We tried to convince the client not to take the $72,000 out. We reached out to adult protective services, who also tried to talk him out of it. But then he submitted a request again a few days later, and it took co-ordination between the financial adviser, the daughter and us to make sure that he did stop the withdrawal. And he never did send that money out. So we were able to prevent a $72,000 loss.

Q. What’s the reaction when you tell a client to hold off on that withdrawal?

A. It’s tricky. When we delay disbursements, the person that’s the most upset with us is the person who wants the money.

Q: What kind of training are your workers getting, in looking for these red flags?

A: We have annual training, and we have new-hire training. But you have to continue the training because red flags change. Just in the last couple weeks, we saw scams involving liens on properties where our clients are told, “You have this lien on the property, and you have to pay a certain sum of money to clear it out.”

Q. What can people do to protect themselves?

A. In the cases that we handle, sadly, a lot of the clients do not have powers of attorney in place and the types of protections we would want to see. They don’t have a trusted contact, and I think that’s because they don’t want somebody else involved in managing their finances.

Those two types of protection are very helpful: To have a trusted contact who’s different than your power of attorney provides a check and balance.

Q. Power of attorney means?

A. Power of attorney is somebody that an individual selects to manage their finances, health or different types of activities.

What we like is where you have a power of attorney that identifies two attorneys-in-fact who have to act jointly on behalf of the client. The reason I like that is because we’ve had withdrawal requests come in from one of the attorneys-in-fact that seems unusual. And we take a look at the case, and we say, “Hey, we can’t accept this. It needs to be signed by both.” Oftentimes, it hasn’t come back, which means we may have prevented some loss for our client.

Q. And trusted contact?

A. The trusted contact is a relatively new concept. There was a rule passed in 2018, and it tells financial advisers and broker-dealers you need to make best attempts to obtain a trusted contact from a client. And that trusted client contact becomes an added resource if we have concerns that an individual is suffering from cognitive health issues or may be subject to financial exploitation.

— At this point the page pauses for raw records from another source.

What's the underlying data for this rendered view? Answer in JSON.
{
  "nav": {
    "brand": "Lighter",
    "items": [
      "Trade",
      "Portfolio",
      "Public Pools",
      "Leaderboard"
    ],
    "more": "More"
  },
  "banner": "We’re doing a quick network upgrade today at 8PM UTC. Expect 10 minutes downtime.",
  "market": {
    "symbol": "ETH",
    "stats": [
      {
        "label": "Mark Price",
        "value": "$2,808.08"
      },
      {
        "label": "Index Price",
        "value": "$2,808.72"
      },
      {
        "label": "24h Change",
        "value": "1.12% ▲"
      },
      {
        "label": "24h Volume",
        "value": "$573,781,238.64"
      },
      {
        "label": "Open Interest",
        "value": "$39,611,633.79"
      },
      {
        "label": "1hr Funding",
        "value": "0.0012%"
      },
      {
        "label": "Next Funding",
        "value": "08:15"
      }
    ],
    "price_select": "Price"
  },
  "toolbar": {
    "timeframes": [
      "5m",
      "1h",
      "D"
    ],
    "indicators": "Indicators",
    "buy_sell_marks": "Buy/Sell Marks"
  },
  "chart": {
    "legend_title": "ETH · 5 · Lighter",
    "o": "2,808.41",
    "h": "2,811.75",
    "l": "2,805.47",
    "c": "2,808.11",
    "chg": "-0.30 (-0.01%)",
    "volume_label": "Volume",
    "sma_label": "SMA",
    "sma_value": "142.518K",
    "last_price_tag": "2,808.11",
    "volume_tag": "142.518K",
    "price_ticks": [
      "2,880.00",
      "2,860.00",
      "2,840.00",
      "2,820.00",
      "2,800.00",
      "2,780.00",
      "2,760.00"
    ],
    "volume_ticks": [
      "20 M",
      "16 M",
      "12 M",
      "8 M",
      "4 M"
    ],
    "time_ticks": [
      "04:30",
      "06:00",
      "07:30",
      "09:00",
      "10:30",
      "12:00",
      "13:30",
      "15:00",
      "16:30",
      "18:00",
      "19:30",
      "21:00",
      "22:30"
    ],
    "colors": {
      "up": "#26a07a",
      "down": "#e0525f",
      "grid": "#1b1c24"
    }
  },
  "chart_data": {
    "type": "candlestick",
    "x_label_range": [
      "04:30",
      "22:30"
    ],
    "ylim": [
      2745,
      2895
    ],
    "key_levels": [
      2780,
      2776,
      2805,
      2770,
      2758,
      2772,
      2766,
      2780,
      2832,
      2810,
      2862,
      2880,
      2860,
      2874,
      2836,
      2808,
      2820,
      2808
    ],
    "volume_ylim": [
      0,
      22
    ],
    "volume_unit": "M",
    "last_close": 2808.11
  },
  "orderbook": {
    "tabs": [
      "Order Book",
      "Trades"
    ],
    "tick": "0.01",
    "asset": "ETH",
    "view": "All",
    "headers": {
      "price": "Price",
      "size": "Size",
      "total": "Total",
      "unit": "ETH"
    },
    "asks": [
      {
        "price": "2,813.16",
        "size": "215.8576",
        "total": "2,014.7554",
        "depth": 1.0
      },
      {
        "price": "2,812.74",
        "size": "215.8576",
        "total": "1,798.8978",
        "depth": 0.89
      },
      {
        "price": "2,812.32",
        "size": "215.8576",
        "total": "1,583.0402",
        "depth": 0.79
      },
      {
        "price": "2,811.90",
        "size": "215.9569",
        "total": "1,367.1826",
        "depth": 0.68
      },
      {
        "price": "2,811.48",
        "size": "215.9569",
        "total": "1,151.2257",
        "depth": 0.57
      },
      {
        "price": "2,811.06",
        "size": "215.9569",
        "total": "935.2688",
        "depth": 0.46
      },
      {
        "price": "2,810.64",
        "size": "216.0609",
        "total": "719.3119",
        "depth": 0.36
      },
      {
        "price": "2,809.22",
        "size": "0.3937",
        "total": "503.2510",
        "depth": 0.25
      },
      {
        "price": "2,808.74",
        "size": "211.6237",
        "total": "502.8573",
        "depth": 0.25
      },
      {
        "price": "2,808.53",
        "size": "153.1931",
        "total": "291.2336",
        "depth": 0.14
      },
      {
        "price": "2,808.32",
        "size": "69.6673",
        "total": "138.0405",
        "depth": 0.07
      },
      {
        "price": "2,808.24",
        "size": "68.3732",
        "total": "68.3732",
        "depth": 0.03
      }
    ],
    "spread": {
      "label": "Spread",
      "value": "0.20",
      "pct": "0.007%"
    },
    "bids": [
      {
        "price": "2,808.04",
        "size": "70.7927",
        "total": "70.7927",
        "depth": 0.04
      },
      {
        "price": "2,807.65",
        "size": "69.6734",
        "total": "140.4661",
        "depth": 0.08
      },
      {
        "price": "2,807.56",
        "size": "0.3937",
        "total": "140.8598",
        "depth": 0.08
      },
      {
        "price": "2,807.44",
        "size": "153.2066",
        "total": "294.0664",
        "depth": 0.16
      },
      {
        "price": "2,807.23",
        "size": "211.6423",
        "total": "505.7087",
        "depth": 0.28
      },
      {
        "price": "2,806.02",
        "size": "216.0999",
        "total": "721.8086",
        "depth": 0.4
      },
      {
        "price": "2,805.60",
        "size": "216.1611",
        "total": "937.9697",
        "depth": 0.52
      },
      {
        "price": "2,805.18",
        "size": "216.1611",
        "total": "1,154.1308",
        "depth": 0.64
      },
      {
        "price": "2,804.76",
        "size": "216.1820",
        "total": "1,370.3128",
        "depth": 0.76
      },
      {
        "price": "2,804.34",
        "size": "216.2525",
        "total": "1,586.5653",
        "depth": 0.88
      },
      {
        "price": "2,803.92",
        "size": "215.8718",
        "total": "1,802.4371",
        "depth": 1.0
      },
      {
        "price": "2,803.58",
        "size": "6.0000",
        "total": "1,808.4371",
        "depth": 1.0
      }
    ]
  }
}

We’re hoping that more and more trusted contacts are signed and provided to us.

Q: Do you see certain types of clients getting disproportionately targeted?

A: From an age standpoint, the age that we see the most activity impact is in the 80s and 90s.

But we also handle any case involving an adult where we think that there are cognitive concerns. We’ve had cases where an individual was in the hospital, temporarily incapacitated, and the brother had him sign an irrevocable beneficiary form. The client did not know what they were signing.

Q: It’s often a family member or someone the client knows who’s trying to get the money?

A: Yes. Most people don’t think something like this can happen. I don’t want to think that my kids can exploit me either. But it exists. It’s real.

Q. What tips would you give elderly clients?

A. Be prepared for a decline in cognitive ability. It’s something that’s just natural with age.

I don’t like to see those cases where we have a client who could be being exploited or doesn’t seem to be managing their finances in the way that they originally intended, and we’re not able to have a conversation with them because they don’t appear to be cognitive. But when we have no family member involved, no power of attorney and trusted contact, it really ties our hands as far as what we can do.

And if you’re caring for somebody else: Just talk to them. Don’t let them be siloed. Talk to them about what they need to do to prepare for the future.